Gaidukov was born in Leningrad, in the Soviet Union. In 1991 he graduated from secondary school No. 248 in Leningrad. In 1996 he graduated from the Faculty of Social Sciences Herzen University and, in 1999, a full-time Ph.D. program in the Department of Religious Studies there. In 2000 in the Herzen University under professor Nikolai Gordienko he defended his PhD thesis on "The Ideology and Practice of Slavic Neo-Paganism" (specialty 09.00.06 - philosophy of religion) against professor Alexander Zamaleev, and Associate Professor N. V. Nosovich, for the Museum of the History of Religion.
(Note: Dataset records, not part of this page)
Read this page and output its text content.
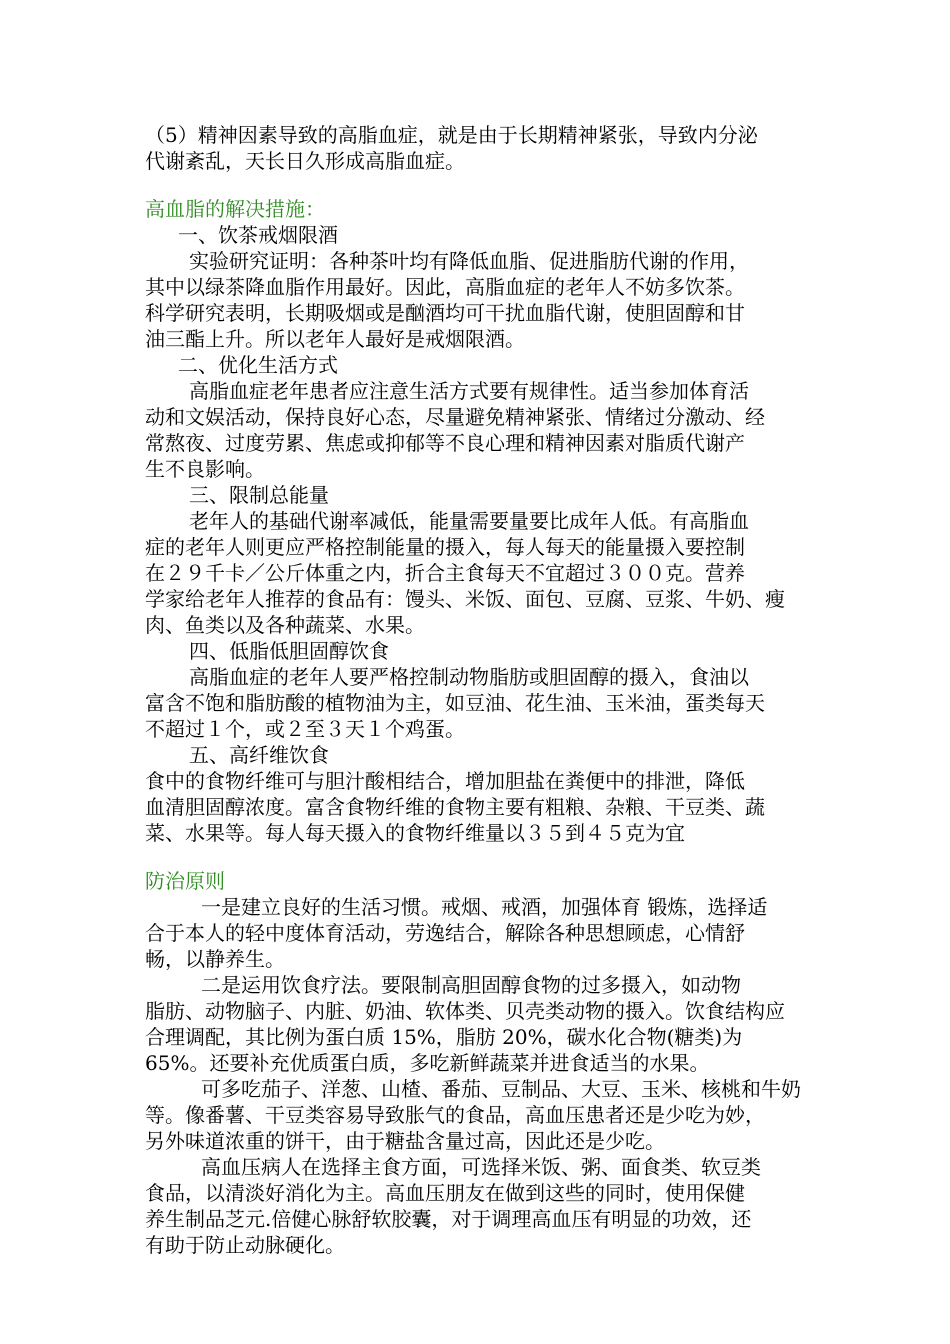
（5）精神因素导致的高脂血症，就是由于长期精神紧张，导致内分泌
代谢紊乱，天长日久形成高脂血症。
高血脂的解决措施：
一、饮茶戒烟限酒
实验研究证明：各种茶叶均有降低血脂、促进脂肪代谢的作用，
其中以绿茶降血脂作用最好。因此，高脂血症的老年人不妨多饮茶。
科学研究表明，长期吸烟或是酗酒均可干扰血脂代谢，使胆固醇和甘
油三酯上升。所以老年人最好是戒烟限酒。
二、优化生活方式
高脂血症老年患者应注意生活方式要有规律性。适当参加体育活
动和文娱活动，保持良好心态，尽量避免精神紧张、情绪过分激动、经
常熬夜、过度劳累、焦虑或抑郁等不良心理和精神因素对脂质代谢产
生不良影响。
三、限制总能量
老年人的基础代谢率减低，能量需要量要比成年人低。有高脂血
症的老年人则更应严格控制能量的摄入，每人每天的能量摄入要控制
在２９千卡／公斤体重之内，折合主食每天不宜超过３００克。营养
学家给老年人推荐的食品有：馒头、米饭、面包、豆腐、豆浆、牛奶、瘦
肉、鱼类以及各种蔬菜、水果。
四、低脂低胆固醇饮食
高脂血症的老年人要严格控制动物脂肪或胆固醇的摄入，食油以
富含不饱和脂肪酸的植物油为主，如豆油、花生油、玉米油，蛋类每天
不超过１个，或２至３天１个鸡蛋。
五、高纤维饮食
食中的食物纤维可与胆汁酸相结合，增加胆盐在粪便中的排泄，降低
血清胆固醇浓度。富含食物纤维的食物主要有粗粮、杂粮、干豆类、蔬
菜、水果等。每人每天摄入的食物纤维量以３５到４５克为宜
防治原则
一是建立良好的生活习惯。戒烟、戒酒，加强体育 锻炼，选择适
合于本人的轻中度体育活动，劳逸结合，解除各种思想顾虑，心情舒
畅，以静养生。
二是运用饮食疗法。要限制高胆固醇食物的过多摄入，如动物
脂肪、动物脑子、内脏、奶油、软体类、贝壳类动物的摄入。饮食结构应
合理调配，其比例为蛋白质 15%，脂肪 20%，碳水化合物(糖类)为
65%。还要补充优质蛋白质，多吃新鲜蔬菜并进食适当的水果。
可多吃茄子、洋葱、山楂、番茄、豆制品、大豆、玉米、核桃和牛奶
等。像番薯、干豆类容易导致胀气的食品，高血压患者还是少吃为妙，
另外味道浓重的饼干，由于糖盐含量过高，因此还是少吃。
高血压病人在选择主食方面，可选择米饭、粥、面食类、软豆类
食品，以清淡好消化为主。高血压朋友在做到这些的同时，使用保健
养生制品芝元.倍健心脉舒软胶囊，对于调理高血压有明显的功效，还
有助于防止动脉硬化。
In 1995–2001, Gaidukov was a teacher of history, law, and social studies at secondary school No. 551 in St. Petersburg. In 2001-2015 - Senior Lecturer (since 2001) and Associate Professor (since 2004) of the Department of Religious Studies, and since 2015 - Associate Professor of the Department of Sociology and Religious Studies, since 1 September 2018 - Associate Professor of the Department of History of Religions and Theology. Herzen University. Since 2003 - curator of the student scientific society of the department. In 2003–2013, he was an associate professor at the Baltic Academy of Tourism and Entrepreneurship. In 2004–2009, he was an associate professor at the Interregional Institute of Economics and Law at the Interparliamentary Assembly Eurasian Economic Community.

Since 2012, Gaidukov has been the head of the Etna Center for Religious Studies. Since 1997, he has been a member of the Scientific and Methodological Council for Religious Studies of the society "Knowledge" of St. Petersburg and the Leningrad Region"» and since 2002 - a member of the society "Knowledge" of St. Petersburg and the Leningrad Region"». Since 2007, he has been a member of the Russian Association of Researchers of Religion (Российское объединение исследователей религии). Since 2018, he has been a member of the Russian Religious Society (Русское религиоведческое общество).